Как известно, футуристы противопоставляли заумный язык языку разумному, рациональному и закостенелому, а потому – неспособному правдиво выразить реалии «текучего» мира. Именно в таком ключе – битвы со смыслами разумного языка, также закостенелыми, а, следовательно, ложными – и стоит воспринимать заумь Хармса, причем не только его фонетические опыты, но и заумь семантическую, возникающую при столкновении смыслов «обыкновенных» слов. Бессмысленные, с точки зрения разума, сочетания слов разбивают мертвые – застывшие – смыслы и рождают новые, «текучие».
С «текучестью» у Хармса тесно связана тема воды, как отмечает Ж.-Ф. Жаккар, анализируя поэму «Месть» (1930) и стихотворение «Вода и Хню» (1931)9. В обоих текстах тема воды связана с божественным началом. В «Мести» из воды «воскресают» архангелы, «вода» заумного языка писателей противопоставляется огню смысла, уничтожающего дрова слов. Интересно заметить, что бог в этом произведении также говорит на заумном – текучем – языке, а дьявол, наоборот, не знает текучести и стремится «запереть» воду в стаканах. В стихотворении «Вода и Хню» вода обладает даром всеведения: «здесь» она может говорить о том, что находится «там», «за поворотом», у ангельских врат. Ж.-Ф. Жаккар отмечает по этому поводу: «И так же, как надо увидеть происходящее «за поворотом», потому что именно там открываются врата небес, надо понять то, что находится «за умом», понять божественное, а чтобы это выразить, надо писать текуче»10. Такая текучесть языка и мышления позволяет поэту постигнуть то, что находится по ту сторону разума, то есть по ту сторону смыслов. Для Хармса по ту сторону смысла – «за поворотом» – есть смысл, и это – Бог11.
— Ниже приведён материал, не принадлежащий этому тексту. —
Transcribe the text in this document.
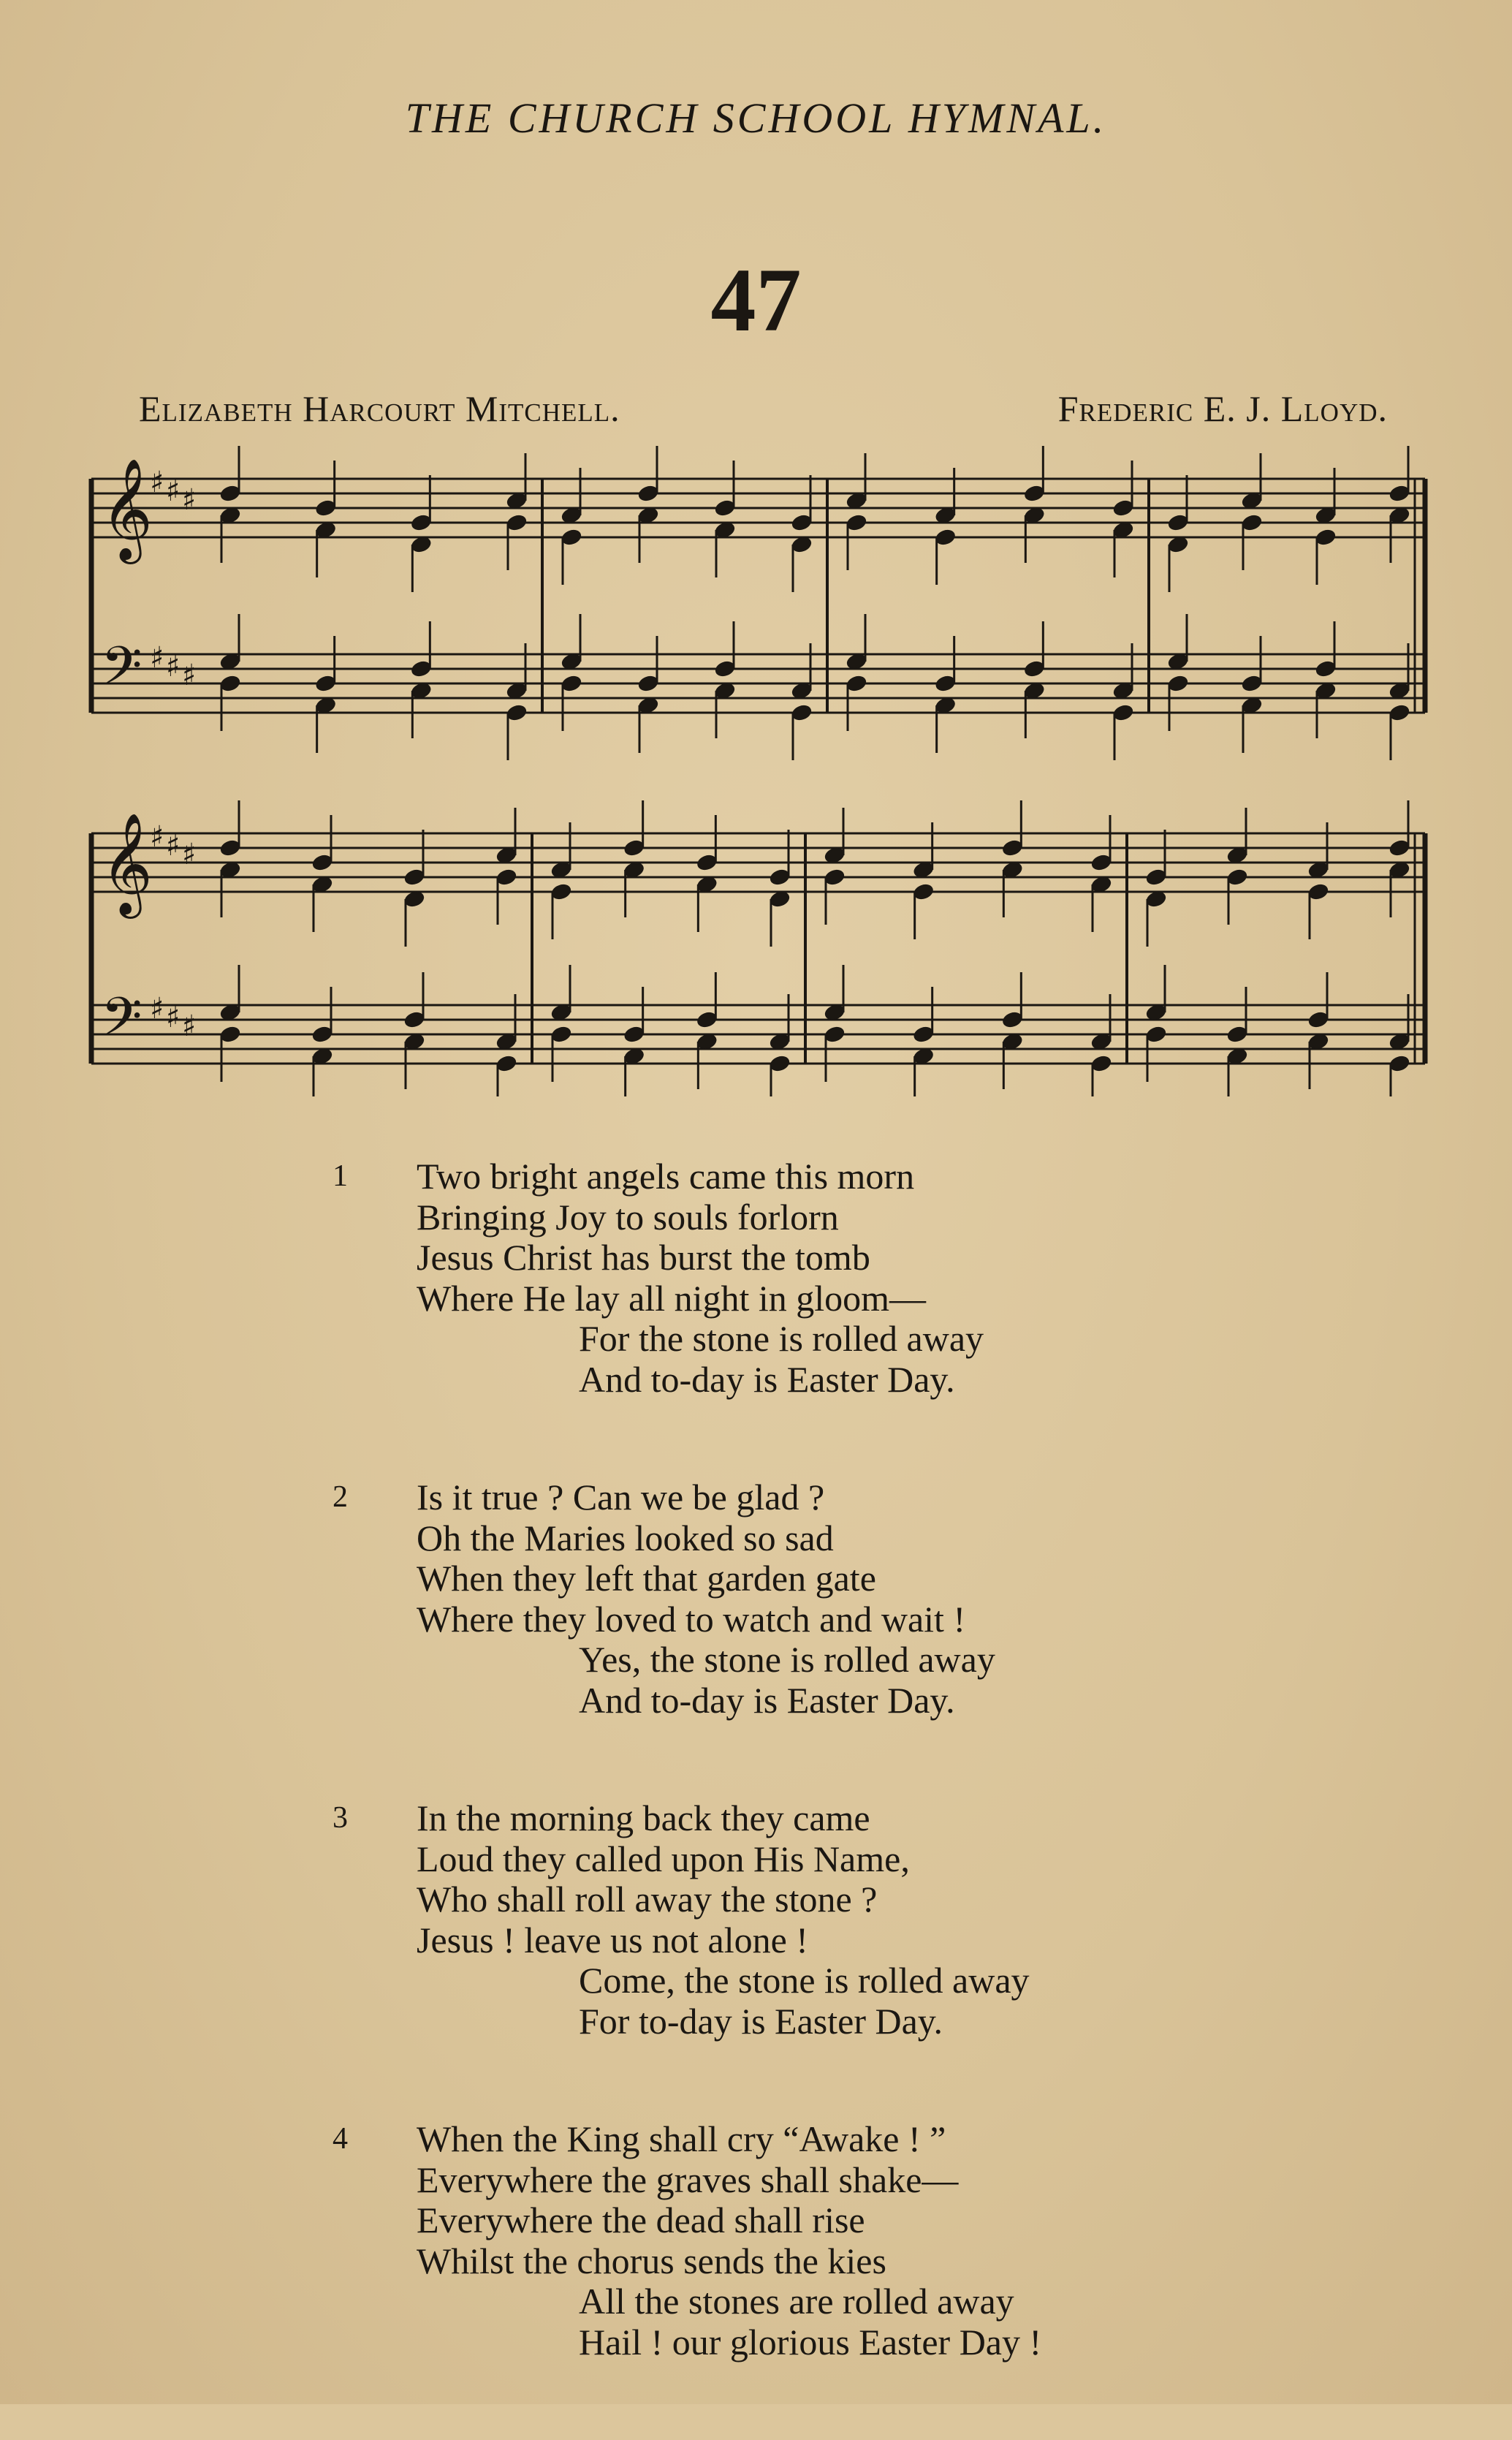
THE CHURCH SCHOOL HYMNAL.
47
Elizabeth Harcourt Mitchell.	Frederic E. J. Lloyd.
𝄞
𝄢
♯ ♯ ♯
♯ ♯ ♯
𝄞
𝄢
♯ ♯ ♯
♯ ♯ ♯
1	Two bright angels came this morn
Bringing Joy to souls forlorn
Jesus Christ has burst the tomb
Where He lay all night in gloom—
For the stone is rolled away
And to-day is Easter Day.
2	Is it true ? Can we be glad ?
Oh the Maries looked so sad
When they left that garden gate
Where they loved to watch and wait !
Yes, the stone is rolled away
And to-day is Easter Day.
3	In the morning back they came
Loud they called upon His Name,
Who shall roll away the stone ?
Jesus ! leave us not alone !
Come, the stone is rolled away
For to-day is Easter Day.
4	When the King shall cry “Awake ! ”
Everywhere the graves shall shake—
Everywhere the dead shall rise
Whilst the chorus sends the kies
All the stones are rolled away
Hail ! our glorious Easter Day !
Далее следует – вслед за все тем же Ж.-Ф. Жаккаром – привести цитату из сборника А. Крученых «Ожирение роз» (1919): «Ранее было: разумное или безумное; мы даем третье – заумное, – творчески претворяющее и преодолевающее их. Заумное, берущее все творческие ценности у безумия (почему и слова почти сходны), кроме его беспомощности – болезни. Заумь перехитрила… ». Таким образом, заумный язык, притворяющийся безумным, необходимый поэту для описания сферы божественного, находящегося по ту сторону разума, весьма схож с глоссолалией («словеса мутны») юродивого.
Кроме того, А. Крученых в «Декларации заумного слова» (1923) причислял к зауми песенную, заговорную и наговорную магию12, а В. Хлебников писал, что «в заклинаниях, заговорах заумный язык господствует и вытесняет разумный, доказывает, что у него особая власть над сознанием, особые права на жизнь»13. Подобное отношение к слову – как орудию магического ритуала – было свойственно Хармсу в полной мере. Однако для Хармса божественное и магическое не противопоставлены друг другу, но совмещаются через сферу эстетического, то есть сферу поэтического слова. Поэтическое творчество Хармса, которое возможно трактовать как своего рода цепь магических ритуалов, при более близком рассмотрении оказываются пронизано божественными – и даже христианскими – мотивами. Ниже мы рассмотрим эту особенность творчества Д.И. Хармса подробнее. Теперь же необходимо сказать несколько слов об основных понятиях хармсовской философии и поэтики, которые потребуются нам для непосредственного анализа текстов.